Taiwan’s economy stabilized slowly after the war; his family was still on the verge of starvation, but his parents insisted that he go on to middle school. Having no interest in studying, he dropped out of a senior vocational school and came to Taipei to seek his fortune.
Separated by the glass wall and the misty white phoenixes, the dance floor looked blurry and unreal under the lights. When she looked away, the twirling strobe lights stayed with her, giving her the impression that the glass wall was gone and leaving the pristine white phoenixes to fly in a void and float in the soft, bewitching lights. Though white phoenixes existed only in legend, amid the exquisite artificial ambience of Elixir, the wondrous could become real. The phoenixes seemed to stop in mid flight when she turned her head, before they faded into the pink miasma.

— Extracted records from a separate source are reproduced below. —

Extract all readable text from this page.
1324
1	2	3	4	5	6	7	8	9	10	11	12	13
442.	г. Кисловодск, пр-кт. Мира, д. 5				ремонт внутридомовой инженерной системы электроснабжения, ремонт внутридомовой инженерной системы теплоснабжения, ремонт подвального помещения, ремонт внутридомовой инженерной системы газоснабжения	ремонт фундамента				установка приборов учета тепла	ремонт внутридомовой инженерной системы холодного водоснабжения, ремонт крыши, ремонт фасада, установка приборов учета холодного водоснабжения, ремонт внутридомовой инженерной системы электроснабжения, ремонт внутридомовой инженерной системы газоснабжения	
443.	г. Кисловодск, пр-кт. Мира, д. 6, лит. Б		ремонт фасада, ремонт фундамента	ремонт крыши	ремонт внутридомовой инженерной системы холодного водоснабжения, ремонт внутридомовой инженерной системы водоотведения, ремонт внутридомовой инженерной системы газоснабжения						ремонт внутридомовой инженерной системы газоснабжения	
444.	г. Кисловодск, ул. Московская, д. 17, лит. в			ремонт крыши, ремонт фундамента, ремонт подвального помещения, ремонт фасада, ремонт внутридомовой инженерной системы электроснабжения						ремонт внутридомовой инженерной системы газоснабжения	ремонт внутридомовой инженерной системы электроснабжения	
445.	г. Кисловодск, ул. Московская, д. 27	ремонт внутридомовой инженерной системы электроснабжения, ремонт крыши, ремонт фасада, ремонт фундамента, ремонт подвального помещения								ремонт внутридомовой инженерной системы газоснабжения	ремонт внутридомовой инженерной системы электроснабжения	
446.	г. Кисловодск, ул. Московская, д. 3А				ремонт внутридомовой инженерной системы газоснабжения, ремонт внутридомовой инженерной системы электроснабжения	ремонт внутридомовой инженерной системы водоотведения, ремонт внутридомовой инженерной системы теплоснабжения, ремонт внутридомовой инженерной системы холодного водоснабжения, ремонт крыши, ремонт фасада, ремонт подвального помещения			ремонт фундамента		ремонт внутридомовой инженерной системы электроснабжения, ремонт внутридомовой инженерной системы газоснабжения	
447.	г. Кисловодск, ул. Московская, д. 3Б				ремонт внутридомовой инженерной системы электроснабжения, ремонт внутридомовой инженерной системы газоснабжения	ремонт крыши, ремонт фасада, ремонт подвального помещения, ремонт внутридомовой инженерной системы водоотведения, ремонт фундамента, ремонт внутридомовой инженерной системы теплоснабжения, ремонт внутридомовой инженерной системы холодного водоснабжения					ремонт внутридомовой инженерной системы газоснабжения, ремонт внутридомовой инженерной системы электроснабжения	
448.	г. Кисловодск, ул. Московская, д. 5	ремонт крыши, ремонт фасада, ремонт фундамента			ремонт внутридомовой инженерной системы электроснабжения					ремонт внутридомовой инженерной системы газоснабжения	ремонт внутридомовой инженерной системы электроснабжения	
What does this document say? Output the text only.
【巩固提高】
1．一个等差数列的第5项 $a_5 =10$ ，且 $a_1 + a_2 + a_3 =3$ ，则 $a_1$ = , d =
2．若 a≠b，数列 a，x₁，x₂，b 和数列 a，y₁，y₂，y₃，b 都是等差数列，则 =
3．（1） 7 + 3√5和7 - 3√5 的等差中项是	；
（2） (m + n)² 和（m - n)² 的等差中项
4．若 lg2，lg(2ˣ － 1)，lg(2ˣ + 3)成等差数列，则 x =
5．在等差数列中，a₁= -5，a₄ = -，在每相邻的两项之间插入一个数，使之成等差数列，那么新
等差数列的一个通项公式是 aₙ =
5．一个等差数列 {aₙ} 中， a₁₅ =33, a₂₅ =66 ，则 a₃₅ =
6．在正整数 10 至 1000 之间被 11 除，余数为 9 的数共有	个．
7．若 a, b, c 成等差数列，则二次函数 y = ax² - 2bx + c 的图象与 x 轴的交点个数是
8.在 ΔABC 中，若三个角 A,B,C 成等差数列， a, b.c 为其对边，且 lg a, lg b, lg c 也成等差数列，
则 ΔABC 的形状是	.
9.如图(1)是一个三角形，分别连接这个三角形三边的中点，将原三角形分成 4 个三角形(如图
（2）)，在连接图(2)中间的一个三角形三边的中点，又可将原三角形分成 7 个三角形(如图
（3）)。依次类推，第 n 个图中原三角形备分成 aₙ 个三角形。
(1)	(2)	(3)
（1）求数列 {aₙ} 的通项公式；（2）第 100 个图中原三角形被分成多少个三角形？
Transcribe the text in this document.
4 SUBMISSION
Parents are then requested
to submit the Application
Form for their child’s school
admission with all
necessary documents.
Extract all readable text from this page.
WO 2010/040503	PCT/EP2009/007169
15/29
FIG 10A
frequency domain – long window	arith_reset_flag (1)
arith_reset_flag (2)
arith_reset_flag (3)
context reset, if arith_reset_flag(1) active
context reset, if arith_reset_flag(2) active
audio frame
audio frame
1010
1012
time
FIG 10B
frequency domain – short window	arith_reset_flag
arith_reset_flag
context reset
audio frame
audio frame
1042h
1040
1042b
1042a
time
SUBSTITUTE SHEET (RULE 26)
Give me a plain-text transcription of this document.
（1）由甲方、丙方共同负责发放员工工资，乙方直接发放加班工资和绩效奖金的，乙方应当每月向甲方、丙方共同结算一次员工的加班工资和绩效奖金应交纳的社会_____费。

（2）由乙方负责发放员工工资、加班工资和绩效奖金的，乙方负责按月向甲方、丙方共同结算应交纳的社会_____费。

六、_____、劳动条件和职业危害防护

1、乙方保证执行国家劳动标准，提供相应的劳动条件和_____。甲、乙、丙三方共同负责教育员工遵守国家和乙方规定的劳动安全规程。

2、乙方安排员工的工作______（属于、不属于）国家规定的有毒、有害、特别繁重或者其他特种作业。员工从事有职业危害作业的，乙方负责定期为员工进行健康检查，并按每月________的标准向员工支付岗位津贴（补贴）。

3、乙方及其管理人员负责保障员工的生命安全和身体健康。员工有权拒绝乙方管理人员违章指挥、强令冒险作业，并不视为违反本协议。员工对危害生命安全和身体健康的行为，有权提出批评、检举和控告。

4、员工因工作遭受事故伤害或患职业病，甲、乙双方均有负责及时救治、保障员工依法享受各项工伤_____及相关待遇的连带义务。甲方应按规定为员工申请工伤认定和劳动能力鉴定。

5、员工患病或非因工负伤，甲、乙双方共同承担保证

Yet in that small room infused with soft, pink light, where white phoenixes took flight, the typical business dinner went on, with men drinking and flirting and playing finger-guessing games with the girls next to them, while others displayed their talent at karaoke. It was the sort of entertainment that required no conversation, except for the occasional exchange of business information or political news, which needed few words. Since there was no need for talk, the host and guests did not have to interact, as they carried on with their unique way of socializing — bantering with girls or singing karaoke to amuse themselves. Xigeng and Yinghong were ignored, so they continued their talk with no concern for the others.
They had the ideal backdrop for their conversation — karaoke, alcohol, working girls, man-made soft lights and ambience, cool, perfume-infused air created for the occasion, and the elegant decor of the glass-partitioned room. Uninhibited enjoyment, so characteristic of these businessmen, and a direct arousal of the senses, provided a constant stimulant for drunken indulgence. The legend of white phoenixes seemed possible, even appropriate for a business dinner saturated with wondrous sounds, sensuality, alcohol, and women.